Whatever kind of split test you end up performing, the important thing is to make sure you know your interrogative statement (what do you want to find out), your data set reliability (are the people testing an indicative sample of the traffic you’re going to get in the future) and your result accuracy (how much variance you’d expect to see in your result if you kept on adding data).
Whether you’re conducting an AB or multivariate test, the methodology is pretty similar. As such, you should be able to take the following framework and apply it to pretty much any test you’ll ever run.
The first thing to do is define the question. What is it you want to know? What are you trying to find? It might be the optimum layout of a page, the best PPC ad for a campaign, or how to make the ultimate scrambled egg (I’m not joking either - you can apply this stuff to anything).
Essentially, whatever the question is, you’ll be looking to answer a “which” question. For instance,
The process from this point is very simple. Once you’ve identified your “which”, you need to create your variations. Now, if you’re doing a simple AB test, that means simply taking your control, modifying it so you’ve got a refined element, and then throwing traffic at it. The process is pretty much the same if you’re doing an ABA test too. If you’re doing a multivariate test however, it’s slightly more complex.
The problem comes in how you choose the combinations of the parameters and levels you’re going to test. This happens because, when you’re doing multivariate tests, you can end up very quickly with more options than it’s feasible to study. For instance, if you had three parameters, each with five levels (not an uncommon set), you’d have 243 potential variations to test. Even worse, if you had seven parameters, each with five levels (the biggest I’ve ever done), you could construct 16,807 variations. To get around this, we employ Taguchi orthogonal arrays.
Bear with me, because honestly what we’re about to do isn’t as scary as it looks… The way this works, is we pick the array with the right number of levels, and then make the number of columns equal to the number of parameters. So if you’ve got five parameters, you need the first 5 columns of the array. For example, if we start with the following array:
1111111
1112222
1221122
1222211
2121212
2122121
2211221
2212112
We could test up to seven parameters, each with two levels (because it has seven columns, and every number is a 1 or 0). If we now pick the first four rows…
1111
1112
1221
1222
2121
2122
2211
2212
We would be able to test a representative sample of all the possible variations. So instead of running 32 tests, we only run eight. Similarly, if we want to test three parameters, each with four levels, we would start with the array below:
11111
12222
13333
14444
21234
22143
23412
24321
31342
32431
33124
34213
41423
42314
43241
44132
And then pick the first three columns…
111
122
133
144
212
221
234
243
313
324
331
342
414
423
432
441
And then test these 16 combinations, instead of the 81 we could potentially construct.

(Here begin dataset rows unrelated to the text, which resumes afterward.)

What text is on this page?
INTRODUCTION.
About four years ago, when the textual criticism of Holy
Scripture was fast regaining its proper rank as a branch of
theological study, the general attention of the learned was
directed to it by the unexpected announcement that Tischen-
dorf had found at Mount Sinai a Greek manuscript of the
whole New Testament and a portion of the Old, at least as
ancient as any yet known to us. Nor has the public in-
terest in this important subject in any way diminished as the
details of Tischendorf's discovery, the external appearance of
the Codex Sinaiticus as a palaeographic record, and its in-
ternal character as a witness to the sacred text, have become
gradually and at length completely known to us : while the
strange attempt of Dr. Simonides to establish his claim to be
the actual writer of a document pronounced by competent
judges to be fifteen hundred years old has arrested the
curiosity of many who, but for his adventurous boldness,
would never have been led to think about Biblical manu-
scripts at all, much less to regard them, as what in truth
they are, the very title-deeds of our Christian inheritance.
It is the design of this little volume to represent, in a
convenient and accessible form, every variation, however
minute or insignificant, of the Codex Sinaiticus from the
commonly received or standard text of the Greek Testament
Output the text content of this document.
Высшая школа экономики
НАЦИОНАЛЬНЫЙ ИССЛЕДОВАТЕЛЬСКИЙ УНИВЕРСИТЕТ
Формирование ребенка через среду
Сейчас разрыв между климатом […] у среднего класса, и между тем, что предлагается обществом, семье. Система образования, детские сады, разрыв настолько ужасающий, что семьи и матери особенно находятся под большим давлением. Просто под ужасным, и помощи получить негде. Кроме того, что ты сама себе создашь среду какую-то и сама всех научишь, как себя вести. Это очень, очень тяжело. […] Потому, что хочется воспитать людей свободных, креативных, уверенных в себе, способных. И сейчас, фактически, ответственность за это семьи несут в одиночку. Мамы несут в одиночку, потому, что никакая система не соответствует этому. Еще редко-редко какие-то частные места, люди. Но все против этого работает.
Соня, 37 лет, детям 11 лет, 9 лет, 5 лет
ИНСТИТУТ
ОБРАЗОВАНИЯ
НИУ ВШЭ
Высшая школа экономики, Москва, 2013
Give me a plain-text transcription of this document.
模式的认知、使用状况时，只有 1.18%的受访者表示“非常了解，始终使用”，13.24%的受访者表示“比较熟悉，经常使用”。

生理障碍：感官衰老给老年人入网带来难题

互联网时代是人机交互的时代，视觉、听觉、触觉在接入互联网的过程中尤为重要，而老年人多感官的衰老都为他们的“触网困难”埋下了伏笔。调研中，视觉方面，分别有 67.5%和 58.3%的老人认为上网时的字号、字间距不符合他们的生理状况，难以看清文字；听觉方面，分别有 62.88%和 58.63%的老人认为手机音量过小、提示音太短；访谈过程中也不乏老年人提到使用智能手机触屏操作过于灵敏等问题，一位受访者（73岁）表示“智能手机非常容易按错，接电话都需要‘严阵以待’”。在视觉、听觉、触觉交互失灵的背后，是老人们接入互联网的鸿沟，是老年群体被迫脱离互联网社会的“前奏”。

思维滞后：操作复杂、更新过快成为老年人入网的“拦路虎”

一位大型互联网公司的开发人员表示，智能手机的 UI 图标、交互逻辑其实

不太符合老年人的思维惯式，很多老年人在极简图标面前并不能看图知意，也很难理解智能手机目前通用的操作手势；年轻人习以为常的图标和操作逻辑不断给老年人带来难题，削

I won’t go into the math behind how you construct these arrays, as it’s frankly mind-bogglingly dull. But suffice to say, you can’t just pick random variations. So please stick to the arrays you’ll find in the zip file at the end of this.
As a general rule, a sample is statistically valid when it will result in variation of no more than 5% when the sample size is increased. This is where ABA tests really come into their own, as you’ve got a running tally in the form of your second A test, that shows you how accurate your data is, so when the two samples get to being consistently within 5% of each other, you know you’re done. If however you’re running a standard AB or multivariate test, simply graph your results, and when the line trends out to less than a 5% wobble when you compare 20% of the results against another 20% of them, you’re done.
Validation also tends to be fairly simple. You want to check for any extraneous or instrumentation based effects on your data. Extraneous effects include things like news events that might skew your data to include the wrong kind of people, online and offline mentions that send odd traffic, or anything else that might get people outside of your intended sample into the mix. Instrumentation effects include any problems in the sandbox area that can alter results, such as a problem with analytics implementation, or changing analytics services half way though the test.
When you’ve finished the test and collected the data, the only thing left to do is to work out which version performed best. Now, in the case of AB and ABA tests, that’s pretty simple; you just take whichever one worked best, and use that.
However, the multivariate tests make things a bit more complicated. Here’s what you do…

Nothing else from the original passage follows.